The first Europeans to arrive in North America — at least the first for whom there is solid evidence — were Norse. They traveled west from Greenland, where Erik the Red had founded a settlement around the year 985. In 1001, his son Leif is thought to have explored the northeast coast of what is now Canada. Ruins of Norse houses dating from that time have been discovered at L’Anse-aux-Meadows in northern Newfoundland.
It would be almost 500 more years before other Europeans reached North America and another 100 years after that before permanent settlements were established.

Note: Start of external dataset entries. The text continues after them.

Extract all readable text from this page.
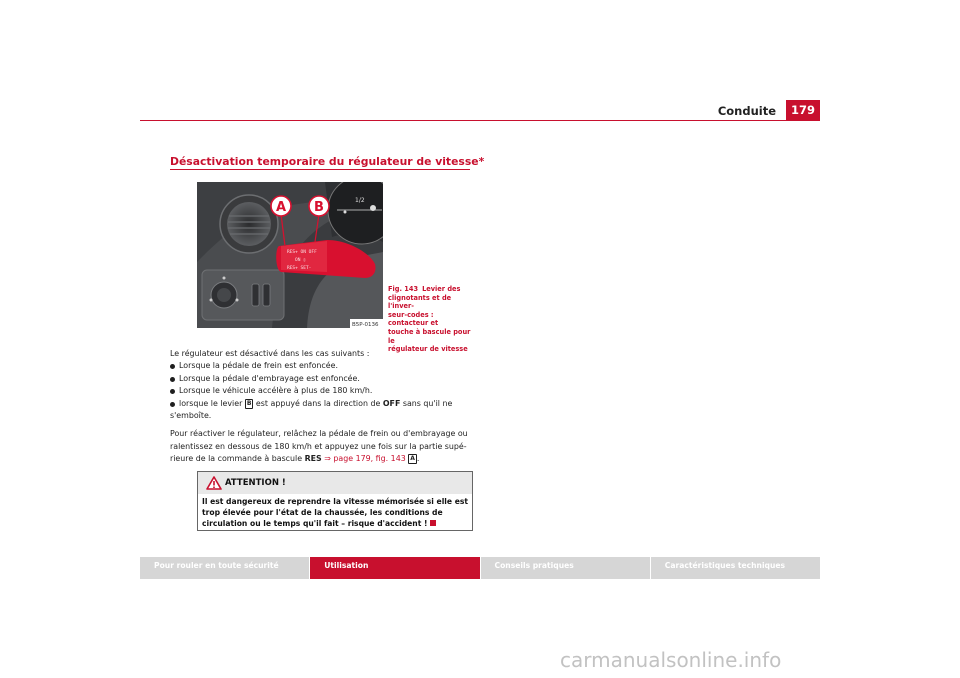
Conduite	179
Désactivation temporaire du régulateur de vitesse*
1/2
RES+ ON OFF
ON ▯
RES+ SET-
A B
B5P-0136
Fig. 143 Levier des
clignotants et de l'inver-
seur-codes : contacteur et
touche à bascule pour le
régulateur de vitesse

Le régulateur est désactivé dans les cas suivants :

Lorsque la pédale de frein est enfoncée.

Lorsque la pédale d'embrayage est enfoncée.

Lorsque le véhicule accélère à plus de 180 km/h.

lorsque le levier B est appuyé dans la direction de OFF sans qu'il ne

s'emboîte.

Pour réactiver le régulateur, relâchez la pédale de frein ou d'embrayage ou

ralentissez en dessous de 180 km/h et appuyez une fois sur la partie supé-

rieure de la commande à bascule RES ⇒ page 179, fig. 143 A .

ATTENTION !
Il est dangereux de reprendre la vitesse mémorisée si elle est trop élevée pour l'état de la chaussée, les conditions de circulation ou le temps qu'il fait – risque d'accident !
Pour rouler en toute sécurité	Utilisation	Conseils pratiques	Caractéristiques techniques
carmanualsonline.info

The first explorers were searching for a sea passage to Asia. Others — chiefly British, Dutch, French, and Spanish — came later to claim the lands and riches of what they called the “New World.” The first and most famous of these explorers was Christopher Columbus of Genoa. His trips were financed by Queen Isabella of
Spain. Columbus landed on islands in the Caribbean Sea in 1492, but he never saw the mainland of the future United States. John Cabot of Venice came five years later on a mission for the king of England. His journey was quickly forgotten, but it provided the basis for British claims to North America.
The 1500s were the age of Spanish exploration in the Americas. Juan Ponce de León landed in what is now Florida in 1513. Hernando De Soto reached Florida in 1539 and continued as far as the Mississippi River. In 1540, Francisco Vázquez de Coronado set out north from Mexico, which Spain had conquered in 1522, in search of the mythical Seven Cities of Cibola. He never found them, but his travels took him as far as the Grand Canyon in Arizona, as well as into the Great Plains.
While the Spanish were pushing up from the south, the northern portion of the present-day United States was slowly being revealed through the journeys of other Europeans. These included Giovanni da Verrazano, Jacques Cartier, and Amerigo Vespucci, for whom the continent — America — would be named.
The first permanent European settlement in what was to become the United States was established by the Spanish in the middle 1500s at St. Augustine in Florida. However, it would not play a part in the formation of the new nation. That story took place in settlements farther north along the Atlantic coast — in Virginia, Massachusetts, New York, and the 10 other areas colonized by a growing tide of immigrants from Europe.